A equipe conseguiu verificar que a perda de gelo marinho no verão de 2018 foi três vezes maior do que os dados de 40 anos atrás. O trabalho também aponta que tanto os anos em que a extensão do gelo marinho foi mínima quanto o setembro mais quente ocorreram nos últimos 12 anos.

Todos os anos, aparecem notícias alertando sobre um novo recorde em altas temperaturas ou as perdas mais rápidas de gelo marinho no Ártico. Se a redução continuar nessa taxa, ela pode ter impactos catastróficos no aumento da temperatura do ar e desaceleração das correntes oceânicas globais.Kumar avisa.

Além disso, afirma que “Esses impactos em todo o planeta são a razão de você estar interessado em desvendar os mistérios das regiões polares”.

A pesquisa da NCPOR relaciona essa perda de gelo marinho ao aquecimento dos oceanos do mundo e seu efeito nos ciclos de vento e pressão do Ártico. Preste atenção especial ao fenômeno El Niño, evento climático que altera as características atmosféricas e oceânicas do Pacífico equatorial e causa processos climáticos extremos em muitas partes do mundo. Este fenômeno ocorre cada vez com mais freqüência à medida que a temperatura média global aumenta.

Massas de ar e água quente dos trópicos

Este ciclo, observa a pesquisa, pode mover massas de ar e água quente dos trópicos para o Ártico, causando o derretimento de blocos de gelo e iniciando um ciclo conhecido como "amplificação ártica". A redução da área de gelo dá lugar a águas marinhas mais escuras que absorvem mais radiação do sol. À medida que retêm mais calor, a temperatura da água aumenta e mais gelo derrete, fazendo com que a região do Ártico aqueça mais rápido - cerca de quatro vezes mais - do que o resto do mundo.

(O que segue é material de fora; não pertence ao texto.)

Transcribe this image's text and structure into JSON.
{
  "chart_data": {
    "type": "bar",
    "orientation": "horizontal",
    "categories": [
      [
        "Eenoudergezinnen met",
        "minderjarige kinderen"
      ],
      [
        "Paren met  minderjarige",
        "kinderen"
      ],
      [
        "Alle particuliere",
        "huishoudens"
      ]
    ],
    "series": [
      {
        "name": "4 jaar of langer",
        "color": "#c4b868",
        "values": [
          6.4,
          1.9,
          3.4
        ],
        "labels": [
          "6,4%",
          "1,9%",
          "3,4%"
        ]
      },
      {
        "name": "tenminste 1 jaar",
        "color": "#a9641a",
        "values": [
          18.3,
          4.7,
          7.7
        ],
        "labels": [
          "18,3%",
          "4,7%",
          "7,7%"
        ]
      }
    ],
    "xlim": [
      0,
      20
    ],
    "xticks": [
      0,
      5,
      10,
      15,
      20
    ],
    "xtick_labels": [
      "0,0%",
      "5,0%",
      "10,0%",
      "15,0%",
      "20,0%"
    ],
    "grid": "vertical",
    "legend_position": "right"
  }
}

Os pesquisadores também queriam chamar a atenção para a atmosfera ártica, da qual puderam extrair dados para entender melhor essa perda de gelo marinho. Assim, eles destacam não apenas que setembro de 2018 foi o terceiro mês mais quente desde que se registraram, mas que houve uma diferença significativa entre a temperatura sobre o Oceano Ártico (cerca de 3,5ºC) e o Ártico continental (cerca de 2,8º C). Esse contraste, como Kumar explica, “pode desempenhar um papel vital na quantidade de gelo marinho existente”.

O co-autor observa que “se a temperatura do oceano aumentar, isso levará a uma perda gradual de gelo marinho e a menos superfícies que refletem a radiação”. Portanto, um oceano mais quente "levará ao crescimento retardado do gelo durante o outono e inverno”E períodos mais longos de exposição no verão, que é quando começa o processo de degelo e aquecimento do Ártico.

O trabalho se propõe a futuras pesquisas para avaliar a redução do gelo marinho e sua influência nas intrusões de água quente nas altitudes árticas. "O mundo deveria olhar para os países tropicais como a Índia e tentar entender um pouco mais as mudanças climáticas e as regiões polares.”Kumar conclui.

Referência:

Kumar et al.: "Aquecimento global levando a uma recessão alarmante da cobertura de gelo marinho do Ártico: Insights de observações de sensoriamento remoto e reanálise de modelo"Heliyon (Julho de 2020).